Malgré cette rupture ouverte avec les autorités françaises et avec France Médias Monde elle-même, certaines séquences ont continué de reprendre très directement la rhétorique de la rue pro-junte. Le 21 août 2023, France 24 interviewait ainsi l’organisateur d’une manifestation à Niamey en lui demandant : « Votre principale demande, c’est le départ des troupes françaises, pourquoi ? » Le 4 septembre 2023, une autre manifestation était couverte sous l’intitulé : « Niger : nouvelles manifestations pour réclamer le départ des soldats français », avec à l’antenne cette déclaration d’une manifestante : « Le pays c’est pour nous, on n’a pas besoin des Français. » Cette séquence du 4 septembre a bien été diffusée par France 24.
Votre rapporteur n’entend pas soutenir qu’un média ne devrait pas montrer l’hostilité dont la France peut faire l’objet à l’étranger. Encore faut-il que cette hostilité soit traitée avec la distance, la contextualisation et la mise en perspective qu’exige la neutralité du service public. Or, en l’espèce, la répétition de couvertures donnant à entendre, presque à l’état brut, les revendications de manifestants projunte ou les mots d’ordre exigeant le départ des soldats français nourrit un doute sérieux sur la manière dont ces événements ont été éditorialement cadrés. Cette interrogation est d’autant plus forte que, depuis le 3 août 2023, France 24 était déjà interdite de diffusion au Niger : il ne pouvait donc être sérieusement soutenu qu’une telle retenue éditoriale aurait été dictée par la nécessité de préserver l’accès au territoire ou de ménager les autorités de fait.

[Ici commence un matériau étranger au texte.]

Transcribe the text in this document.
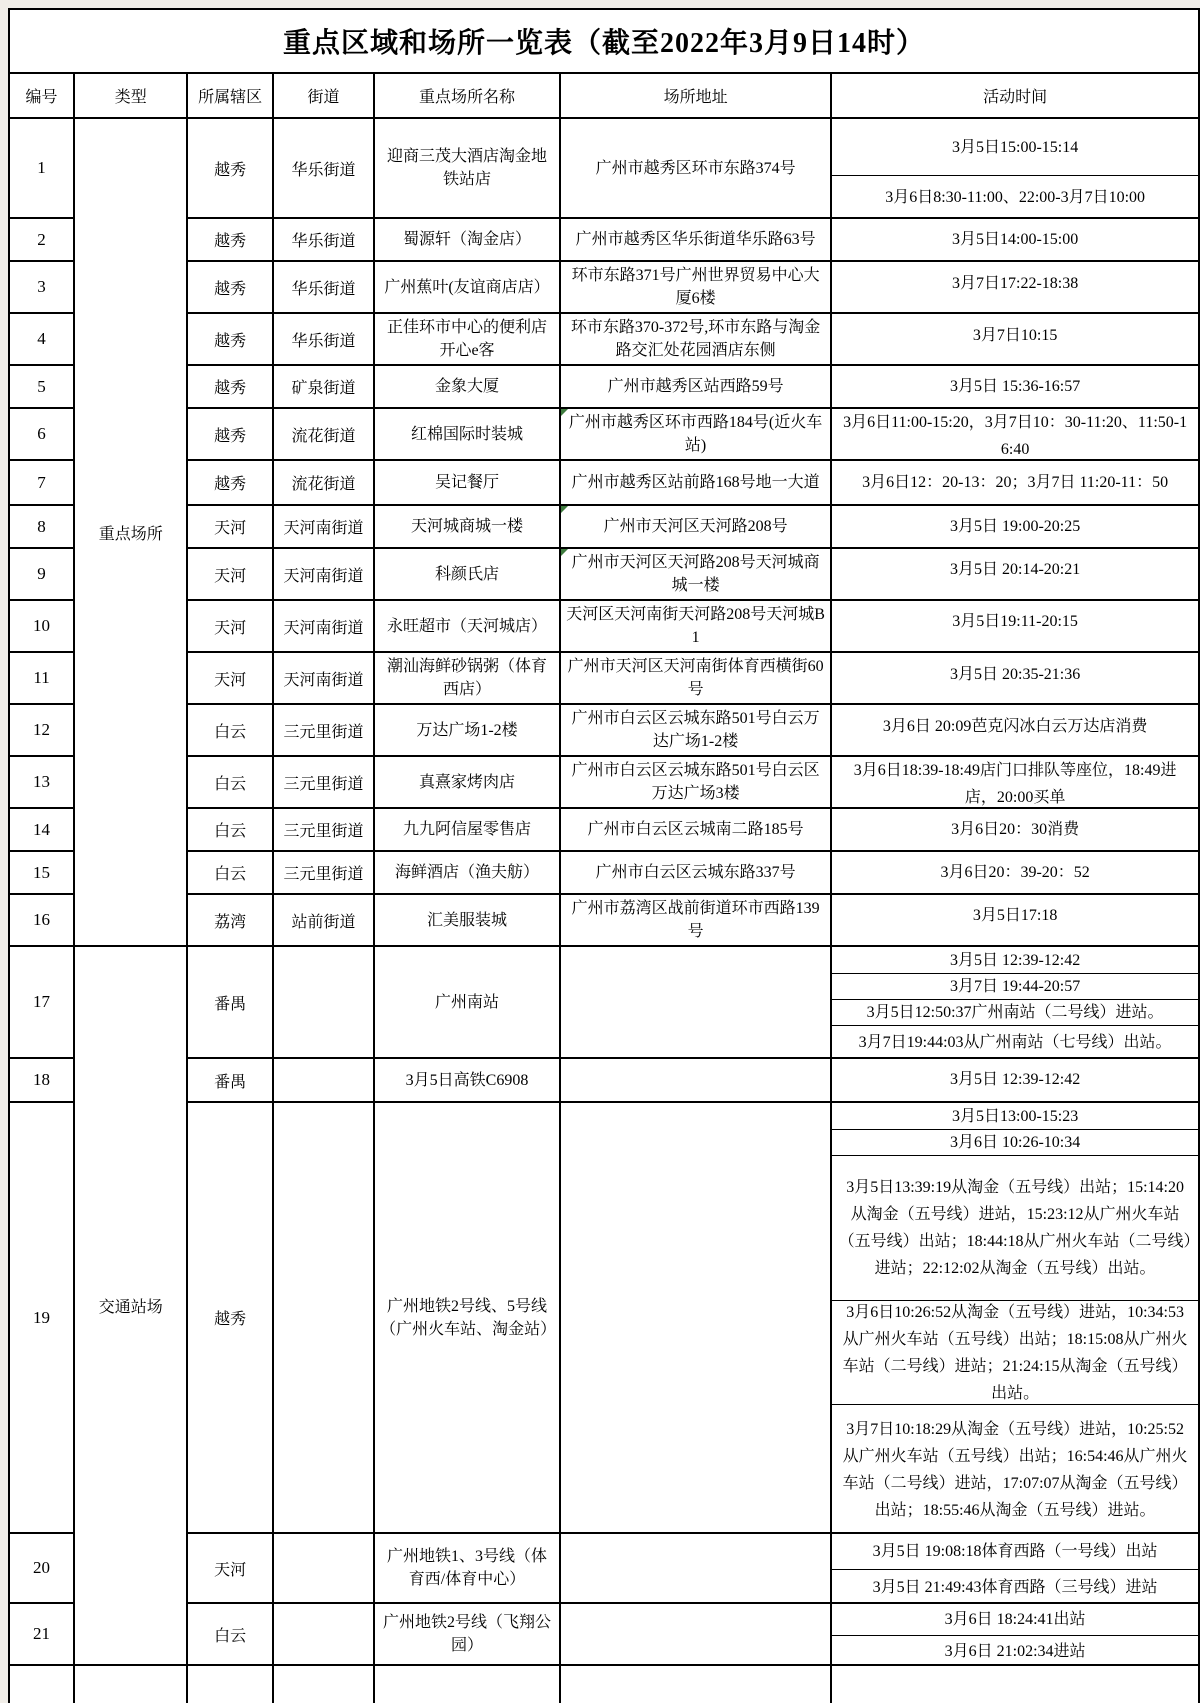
重点区域和场所一览表（截至2022年3月9日14时）						
编号	类型	所属辖区	街道	重点场所名称	场所地址	活动时间
1	重点场所	越秀	华乐街道	迎商三茂大酒店淘金地铁站店	广州市越秀区环市东路374号	3月5日15:00-15:14
3月6日8:30-11:00、22:00-3月7日10:00

2		越秀	华乐街道	蜀源轩（淘金店）	广州市越秀区华乐街道华乐路63号	3月5日14:00-15:00

3		越秀	华乐街道	广州蕉叶(友谊商店店）	环市东路371号广州世界贸易中心大厦6楼	3月7日17:22-18:38

4		越秀	华乐街道	正佳环市中心的便利店开心e客	环市东路370-372号,环市东路与淘金路交汇处花园酒店东侧	3月7日10:15

5		越秀	矿泉街道	金象大厦	广州市越秀区站西路59号	3月5日 15:36-16:57

6		越秀	流花街道	红棉国际时装城	广州市越秀区环市西路184号(近火车站)	3月6日11:00-15:20，3月7日10：30-11:20、11:50-16:40

7		越秀	流花街道	吴记餐厅	广州市越秀区站前路168号地一大道	3月6日12：20-13：20；3月7日 11:20-11：50

8		天河	天河南街道	天河城商城一楼	广州市天河区天河路208号	3月5日 19:00-20:25

9		天河	天河南街道	科颜氏店	广州市天河区天河路208号天河城商城一楼	3月5日 20:14-20:21

10		天河	天河南街道	永旺超市（天河城店）	天河区天河南街天河路208号天河城B1	3月5日19:11-20:15

11		天河	天河南街道	潮汕海鲜砂锅粥（体育西店）	广州市天河区天河南街体育西横街60号	3月5日 20:35-21:36

12		白云	三元里街道	万达广场1-2楼	广州市白云区云城东路501号白云万达广场1-2楼	3月6日 20:09芭克闪冰白云万达店消费

13		白云	三元里街道	真熹家烤肉店	广州市白云区云城东路501号白云区万达广场3楼	3月6日18:39-18:49店门口排队等座位，18:49进店，20:00买单

14		白云	三元里街道	九九阿信屋零售店	广州市白云区云城南二路185号	3月6日20：30消费

15		白云	三元里街道	海鲜酒店（渔夫舫）	广州市白云区云城东路337号	3月6日20：39-20：52

16		荔湾	站前街道	汇美服装城	广州市荔湾区战前街道环市西路139号	3月5日17:18

17	交通站场	番禺		广州南站		3月5日 12:39-12:42
3月7日 19:44-20:57
3月5日12:50:37广州南站（二号线）进站。
3月7日19:44:03从广州南站（七号线）出站。

18		番禺		3月5日高铁C6908		3月5日 12:39-12:42

19		越秀		广州地铁2号线、5号线（广州火车站、淘金站）		3月5日13:00-15:23
3月6日 10:26-10:34
3月5日13:39:19从淘金（五号线）出站；15:14:20从淘金（五号线）进站，15:23:12从广州火车站（五号线）出站；18:44:18从广州火车站（二号线）进站；22:12:02从淘金（五号线）出站。
3月6日10:26:52从淘金（五号线）进站，10:34:53从广州火车站（五号线）出站；18:15:08从广州火车站（二号线）进站；21:24:15从淘金（五号线）出站。
3月7日10:18:29从淘金（五号线）进站，10:25:52从广州火车站（五号线）出站；16:54:46从广州火车站（二号线）进站，17:07:07从淘金（五号线）出站；18:55:46从淘金（五号线）进站。

20		天河		广州地铁1、3号线（体育西/体育中心）		3月5日 19:08:18体育西路（一号线）出站
3月5日 21:49:43体育西路（三号线）进站

21		白云		广州地铁2号线（飞翔公园）		3月6日 18:24:41出站
3月6日 21:02:34进站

Les déclarations de M. Claudy Siar, relevé par l’ambassadrice Avé, ont également été citées au cours des auditions. Journaliste et animateur-producteur de l’émission « Couleurs tropicales » sur RFI, il a multiplié les prises de position publiques en faveur de l’extrême gauche, allant jusqu’à comparer Mme Rima Hassan à Nelson Mandela et à accuser « la classe journalistique française » de « collaboration » avec ce qu’il qualifiait de « fascisme du XXIᵉ siècle ».
Plus grave encore, quelques semaines après la répression sanglante menée par le régime des mollahs et que l’Iran a directement attaqué des bases françaises au Moyen Orient, il déclarait : « L’Iran a le droit et le devoir de se défendre », tout en regrettant que le point de vue iranien ne soit pas davantage relayé à la télévision et en saluant, sur ce point, le traitement de la chaîne qatarie Al Jazeera.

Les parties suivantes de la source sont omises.